Thursday, March 26, 2015

Some Cold Facts

The right-wing and denialist blog suyts space has a recent post attempting to convince the gullible that no sea ice has melted since 2001. This silly notion has been occasionally making the denialist blog-rounds for some time. Oddly enough, the same blog had a similar post on the same topic over a year ago, claiming that there had been no ice melt since 2004 -- and the level at which we had a "flat trendline" then was lower than it is today. Apparently, new ice has appeared to raise the level that had existed between 2004 and 2013. Imagine that.

What does this mean? It means the loss of global sea ice is a chaotic process, even though it has a definite long-term trend. I suspect the author of suyts space is desperate to distract people from the fact that Arctic ice has just had its lowest winter maximum ever. It is important for purveyors of fantasy to get out ahead of reality whenever possible.

Denialists these days are obsessed with the fact that the area covered by Antarctic sea ice in the winter has been slightly greater the last few years than it used to be. What they won't admit is that this phenomenon is known to be caused by the same forces that are causing the Arctic ice collapse, that is, "global warming." Indeed, climate denialists try to imply that the slight increase in seasonal Antarctic ice somehow "disproves" the existence of climate change, rather than being a symptom of it. I'll deal with that in a future post as well.

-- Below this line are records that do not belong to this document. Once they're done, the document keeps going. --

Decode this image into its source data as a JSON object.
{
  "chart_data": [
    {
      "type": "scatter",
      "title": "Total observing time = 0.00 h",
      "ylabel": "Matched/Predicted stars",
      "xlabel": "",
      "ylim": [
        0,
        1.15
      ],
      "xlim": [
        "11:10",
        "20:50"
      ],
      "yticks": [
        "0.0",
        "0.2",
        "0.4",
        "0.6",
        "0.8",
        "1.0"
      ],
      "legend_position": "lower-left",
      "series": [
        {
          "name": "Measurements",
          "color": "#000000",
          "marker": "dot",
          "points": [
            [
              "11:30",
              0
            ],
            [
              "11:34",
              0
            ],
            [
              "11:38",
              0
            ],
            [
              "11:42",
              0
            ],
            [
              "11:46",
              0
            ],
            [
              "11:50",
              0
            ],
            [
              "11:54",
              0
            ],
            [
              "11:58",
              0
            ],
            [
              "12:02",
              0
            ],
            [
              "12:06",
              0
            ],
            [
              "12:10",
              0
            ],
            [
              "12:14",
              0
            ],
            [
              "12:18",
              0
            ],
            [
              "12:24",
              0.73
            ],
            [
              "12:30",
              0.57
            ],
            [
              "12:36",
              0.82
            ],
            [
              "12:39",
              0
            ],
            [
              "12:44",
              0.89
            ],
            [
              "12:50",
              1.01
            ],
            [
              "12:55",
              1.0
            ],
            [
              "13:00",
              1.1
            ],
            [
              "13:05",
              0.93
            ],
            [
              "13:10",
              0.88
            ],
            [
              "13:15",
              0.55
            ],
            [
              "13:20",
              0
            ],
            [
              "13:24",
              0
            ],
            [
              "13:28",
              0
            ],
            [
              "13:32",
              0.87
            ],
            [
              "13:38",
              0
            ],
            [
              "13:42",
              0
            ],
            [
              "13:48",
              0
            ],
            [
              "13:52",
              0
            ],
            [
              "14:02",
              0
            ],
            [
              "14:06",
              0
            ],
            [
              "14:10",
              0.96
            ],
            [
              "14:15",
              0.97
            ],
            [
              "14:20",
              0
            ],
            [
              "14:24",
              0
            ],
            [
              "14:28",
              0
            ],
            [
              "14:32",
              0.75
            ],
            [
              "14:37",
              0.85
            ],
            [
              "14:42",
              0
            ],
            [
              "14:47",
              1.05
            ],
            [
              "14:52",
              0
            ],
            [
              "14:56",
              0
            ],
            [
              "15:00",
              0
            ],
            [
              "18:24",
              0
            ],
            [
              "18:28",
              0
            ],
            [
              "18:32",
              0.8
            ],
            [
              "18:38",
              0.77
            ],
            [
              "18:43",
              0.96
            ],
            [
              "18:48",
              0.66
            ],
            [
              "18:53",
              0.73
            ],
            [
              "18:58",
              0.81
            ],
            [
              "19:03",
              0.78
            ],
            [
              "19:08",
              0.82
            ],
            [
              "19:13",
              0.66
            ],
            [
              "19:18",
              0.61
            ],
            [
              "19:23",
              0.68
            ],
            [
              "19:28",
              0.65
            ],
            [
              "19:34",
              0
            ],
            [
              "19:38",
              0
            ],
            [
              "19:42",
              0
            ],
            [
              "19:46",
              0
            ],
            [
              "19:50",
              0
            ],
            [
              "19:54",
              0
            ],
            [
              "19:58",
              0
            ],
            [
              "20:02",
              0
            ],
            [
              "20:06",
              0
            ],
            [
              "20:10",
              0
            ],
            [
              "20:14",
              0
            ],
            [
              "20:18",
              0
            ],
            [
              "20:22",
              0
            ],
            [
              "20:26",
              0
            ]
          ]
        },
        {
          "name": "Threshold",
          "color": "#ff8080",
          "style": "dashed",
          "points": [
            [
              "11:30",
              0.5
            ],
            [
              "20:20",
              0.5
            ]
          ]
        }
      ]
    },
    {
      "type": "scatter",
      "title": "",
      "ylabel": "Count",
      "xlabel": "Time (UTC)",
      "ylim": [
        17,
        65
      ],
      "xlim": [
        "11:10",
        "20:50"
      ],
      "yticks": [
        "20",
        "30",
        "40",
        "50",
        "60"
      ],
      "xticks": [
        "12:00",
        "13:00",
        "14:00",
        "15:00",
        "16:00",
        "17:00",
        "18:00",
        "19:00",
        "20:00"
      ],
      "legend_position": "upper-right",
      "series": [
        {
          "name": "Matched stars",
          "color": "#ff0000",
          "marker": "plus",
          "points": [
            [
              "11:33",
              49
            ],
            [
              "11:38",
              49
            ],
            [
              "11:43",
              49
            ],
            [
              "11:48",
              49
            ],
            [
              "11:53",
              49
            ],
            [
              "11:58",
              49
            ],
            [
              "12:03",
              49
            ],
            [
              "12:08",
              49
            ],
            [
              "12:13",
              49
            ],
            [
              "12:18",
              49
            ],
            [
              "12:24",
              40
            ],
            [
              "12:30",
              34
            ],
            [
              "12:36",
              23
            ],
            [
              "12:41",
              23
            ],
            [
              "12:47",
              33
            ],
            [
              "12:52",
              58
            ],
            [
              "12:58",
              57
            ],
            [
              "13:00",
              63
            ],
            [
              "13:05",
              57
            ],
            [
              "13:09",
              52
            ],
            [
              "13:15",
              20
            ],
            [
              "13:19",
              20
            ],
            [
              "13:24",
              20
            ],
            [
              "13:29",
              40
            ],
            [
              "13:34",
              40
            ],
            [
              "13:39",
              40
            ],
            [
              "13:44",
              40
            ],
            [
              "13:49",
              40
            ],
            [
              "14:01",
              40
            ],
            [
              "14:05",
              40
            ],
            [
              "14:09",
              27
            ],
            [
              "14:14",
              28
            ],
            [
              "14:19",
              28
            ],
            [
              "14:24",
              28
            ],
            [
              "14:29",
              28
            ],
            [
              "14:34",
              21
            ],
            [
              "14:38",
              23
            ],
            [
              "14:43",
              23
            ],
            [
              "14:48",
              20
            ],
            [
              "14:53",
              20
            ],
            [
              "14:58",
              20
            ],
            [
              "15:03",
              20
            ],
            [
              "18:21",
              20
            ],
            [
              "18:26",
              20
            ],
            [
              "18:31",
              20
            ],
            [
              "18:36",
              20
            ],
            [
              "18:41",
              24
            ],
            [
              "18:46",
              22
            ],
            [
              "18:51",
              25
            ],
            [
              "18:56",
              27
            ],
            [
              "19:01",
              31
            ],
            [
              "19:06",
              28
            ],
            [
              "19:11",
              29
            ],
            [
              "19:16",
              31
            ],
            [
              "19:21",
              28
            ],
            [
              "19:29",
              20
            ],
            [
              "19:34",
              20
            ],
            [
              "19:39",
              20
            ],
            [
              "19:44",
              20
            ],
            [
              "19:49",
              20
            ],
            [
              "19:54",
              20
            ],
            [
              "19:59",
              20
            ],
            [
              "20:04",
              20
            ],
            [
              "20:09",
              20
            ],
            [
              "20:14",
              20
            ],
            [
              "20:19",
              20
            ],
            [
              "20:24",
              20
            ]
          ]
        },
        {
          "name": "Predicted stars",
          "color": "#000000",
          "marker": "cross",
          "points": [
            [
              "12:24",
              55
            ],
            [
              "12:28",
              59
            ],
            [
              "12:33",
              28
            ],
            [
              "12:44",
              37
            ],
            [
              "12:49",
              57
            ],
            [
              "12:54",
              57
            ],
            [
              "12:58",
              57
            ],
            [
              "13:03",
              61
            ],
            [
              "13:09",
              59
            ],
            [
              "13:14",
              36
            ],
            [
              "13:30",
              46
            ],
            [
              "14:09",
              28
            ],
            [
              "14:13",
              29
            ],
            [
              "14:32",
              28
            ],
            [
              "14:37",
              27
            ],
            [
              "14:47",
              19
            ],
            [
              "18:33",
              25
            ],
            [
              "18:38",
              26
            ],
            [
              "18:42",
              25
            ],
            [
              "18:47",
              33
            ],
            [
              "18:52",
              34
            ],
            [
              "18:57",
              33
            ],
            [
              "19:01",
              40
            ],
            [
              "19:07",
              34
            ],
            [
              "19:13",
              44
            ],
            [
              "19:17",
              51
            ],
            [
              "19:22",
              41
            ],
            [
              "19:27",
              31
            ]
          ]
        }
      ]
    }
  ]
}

In the meanwhile, I decided to create some global sea ice graphs of my own, and I found a wonderful source for data, the National Snow and Ice Data Center. This post and at least the next two will use data from that source.

Below is the first in a series of sea ice graphs. It is the average yearly sea ice area from 1980 through 2014. I have added a linear trendline. In any chaotic dataset, it is always possible to cherry pick sub-spans which allow one to create flat trendlines (which is what we see happening on suyts space), or even trendlines that slope in the direction opposite to the overall trend (suyts could have done that by starting at the point where his 2004 trendline began, and running up to the current day). Doing so, however, is an exercise in political propaganda, not a scientific practice.

In the graph below, you will notice the actual ice area sometimes goes above the trendline, and sometimes goes below the trendline. This is normal for any chaotic process. You will also notice that the trendline is trending unequivocally down. That's because global sea ice is decreasing.

fig 1 - Yearly sums of Arctic average ice area and Antarctic average ice area

You will also notice that the divergences above and below are getting larger. This is also normal for a chaotic process that is becoming increasingly unstable, signaling an impending total collapse.

The last two years diverge particularly high -- that is, the average level of global sea ice has been higher for the last two years. 2006, 2007, and 2011 diverged particularly low. Denialists will stress the last two years and ignore the others, because that’s how they roll. (They are irrational in the extreme.) Denialists will claim that climate scientists likewise concentrate only on the extremes below the trend line, but that is false, since the high numbers are also due to climate change. Human production of greenhouse gasses is destabilizing the climate in a variety of destructive ways.

Let me also point out, it makes little sense to sum up northern and southern hemisphere ice in this way. Sea ice in the north and south are subject to entirely different processes. The north is a sea surrounded by land which is covered by steppes. The south is a continent covered in an ice sheet, surrounded by water. Adding the sea ice from these two areas is like adding the scores of the Bears and the Cubs into a “Chicago sports score.” Not only does this score tell you nothing meaningful, but it excludes the White Sox, the Black Hawks, and the Bulls. In a similar way, we are leaving out land-based glaciers, the Greenland ice sheet, and the Antarctic ice sheet -- as well as ignoring the volume of the sea ice, which tells us how much ice there actually is.

If we are to concentrate only on sea ice, and only on area, I will have a recommendation for a much better way to do that in my next blog post.

Below are two more graphs, showing the sum of each year’s minimum sea ice, and maximum sea ice – that is, each year’s Northern Hemisphere max plus that year’s Southern Hemisphere max, or Northern plus Southern hemisphere min.

On these graphs, as on the graph above, the scale at the left is in millions of square kilometers. The scale differs on each graph in order to fit the graphs to a consistent size, but I can create them to a consistent scale if readers want to see that.

fig 2 - Yearly sums of Arctic Minimum and Antarctic Minimum ice



fig 3 - Yearly sums of Arctic Maximum and Antarctic Maximum ice


As with the yearly average graph, I have added linear trendlines. You can again see rapid collapse, particularly in the yearly minimum. This will become even more apparent when I separately graph each hemisphere. You an also see that the yearly maximum is trending rapidly down even with the Antarctic sea ice winter maximum increasing, because the Arctic ice is decreasing faster.

As with the “Average” graph, the last two or three years have been significantly above the trendline. This means nothing, because this is a chaotic process. You can see the Minimum graph shows the final year (2014) as lower than the year previous (2013) – the brief recent upward divergence has already ended, which is why this winter’s (2015’s) Arctic maximum has set a new record low (which will affect the graphs next year).